Yves Marignac, expert au sein de l'association Negawatt, opposée à la relance du nucléaire, n'est pas du même avis. « En renonçant au garde-fou d'une séparation entre expertise et contrôle, le gouvernement annonce sans aucune concertation une grave régression de la gouvernance de la sûreté », déplore-t-il sur Twitter.
« En quoi une telle fusion renforcera le contrôle de la sûreté ? Nous pensons que c'est le contraire », s'inquiète également Philippe Bourachot. « Aujourd'hui, le fait d'être totalement indépendant de l'autorité de sûreté permet à l'expert technique de rendre son avis sans aucune pression. Demain, si on fusionne, le risque c'est que le gendarme du nucléaire puisse influencer l'avis technique. Cette indépendance est le fondement de notre efficacité et du niveau de sûreté nucléaire de la France, reconnu à l'international. En pleine période de relance nucléaire, le gouvernement donne le signe que la sûreté nucléaire doit être sacrifiée afin que des délais soient tenus. Cela pose question », poursuit-il.

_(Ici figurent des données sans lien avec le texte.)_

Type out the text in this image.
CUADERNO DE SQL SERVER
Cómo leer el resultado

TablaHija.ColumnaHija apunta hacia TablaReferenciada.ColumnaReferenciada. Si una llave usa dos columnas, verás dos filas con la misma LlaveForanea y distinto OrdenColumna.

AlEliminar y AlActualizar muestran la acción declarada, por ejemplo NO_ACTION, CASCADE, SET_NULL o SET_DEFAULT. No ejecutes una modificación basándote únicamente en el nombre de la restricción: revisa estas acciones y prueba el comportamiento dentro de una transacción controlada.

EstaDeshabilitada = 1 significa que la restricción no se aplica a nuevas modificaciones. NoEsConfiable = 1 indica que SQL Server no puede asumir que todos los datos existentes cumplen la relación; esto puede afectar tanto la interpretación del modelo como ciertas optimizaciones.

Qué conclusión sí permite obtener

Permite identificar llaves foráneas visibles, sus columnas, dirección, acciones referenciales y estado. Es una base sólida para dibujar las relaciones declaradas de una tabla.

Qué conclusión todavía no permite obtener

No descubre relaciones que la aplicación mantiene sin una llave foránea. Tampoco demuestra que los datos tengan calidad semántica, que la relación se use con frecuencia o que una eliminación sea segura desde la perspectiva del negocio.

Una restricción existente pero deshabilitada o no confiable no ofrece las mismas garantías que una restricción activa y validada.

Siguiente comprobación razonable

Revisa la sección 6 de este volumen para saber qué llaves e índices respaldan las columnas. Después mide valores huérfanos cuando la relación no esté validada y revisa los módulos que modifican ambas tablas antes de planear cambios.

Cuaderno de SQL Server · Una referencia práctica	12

La tenue des délais au détriment de la sûreté ?
Même son de cloche du côté de la CFDT. « Le gouvernement souhaite accélérer le processus d'autorisation de construction des centrales. Est-ce qu'on est à quelques mois près pour une installation qui va durer 60 ans ?, » pointe François Jeffroy. « L'industrie du nucléaire travaille sur le long terme, nous avons besoin des garanties pour lever tous les doutes. En allant vite, on fait mal les choses », prévient-il.

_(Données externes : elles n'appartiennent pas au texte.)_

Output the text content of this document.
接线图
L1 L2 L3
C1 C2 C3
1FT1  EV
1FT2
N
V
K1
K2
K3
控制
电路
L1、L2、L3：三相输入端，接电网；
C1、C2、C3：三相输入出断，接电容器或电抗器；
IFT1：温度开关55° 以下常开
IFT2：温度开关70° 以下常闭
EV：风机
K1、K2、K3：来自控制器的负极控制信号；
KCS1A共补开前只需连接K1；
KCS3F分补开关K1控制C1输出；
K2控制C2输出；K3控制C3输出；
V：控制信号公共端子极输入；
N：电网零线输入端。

« Cette réforme, ce qu'elle vise, c'est de mettre au pas des experts indépendants, dénonce encore François Jeffroy. Le gouvernement veut s'assurer que cette indépendance ne posera pas de problème pour démarrer les réacteurs au plus vite ».
En 2014, un rapport de la Cour des Comptes, portant sur l'activité de l'IRSN entre 2007 et 2012, estimait déjà que « la fusion des deux organismes constituerait une réponse inappropriée » aux marges de progression de la sûreté nucléaire.
La recherche et l'expertise scindées
Les inquiétudes portent également sur la séparation des activités de recherche et d'expertise de l'institut. Les salariés de l'IRSN redoutent, en effet, que ses équipes en charge de l'expertise rejoignent l'ASN, que celles dédiées à la recherche intègrent le CEA et qu'une dernière partie se fonde au sein du DSND.
« La recherche et l'expertise se nourrissent mutuellement. Le développement d'un programme de recherche va étayer des connaissances qui serviront à l'expertise et inversement », explique-t-on au sein de l'organisme basé à Fontenay aux Roses (Hauts de Seine).
« Confier la recherche en sûreté nucléaire aux chercheurs [du CEA, ndlr] qui sont chargés de la promotion du nucléaire risque de brouiller les cartes », prévient François Jeffroy.
Une assemblée générale le 14 février
Contactés par la rédaction, ni l'IRSN, ni le CEA, ni EDF n'ont souhaité faire de commentaire sur ce projet de réforme. Les dirigeants de l'ASN, de l'IRSN et du CEA disposent, eux, de trois semaines tout au plus pour proposer à la ministre de la Transition énergétique « une méthode de travail permettant de mettre en œuvre ces orientations ». Un délai extrêmement serré qui laisse penser aux syndicats que « toutes les décisions ont déjà été prises ».
Farouchement opposée à cette réforme, l'intersyndicale organise une assemblée générale le 14 février prochain, après la tenue d'un Comité social et économique extraordinaire. D'ici là, les syndicats prévoient d'alerter les députés et les représentants de la société civile des conséquences de ce projet.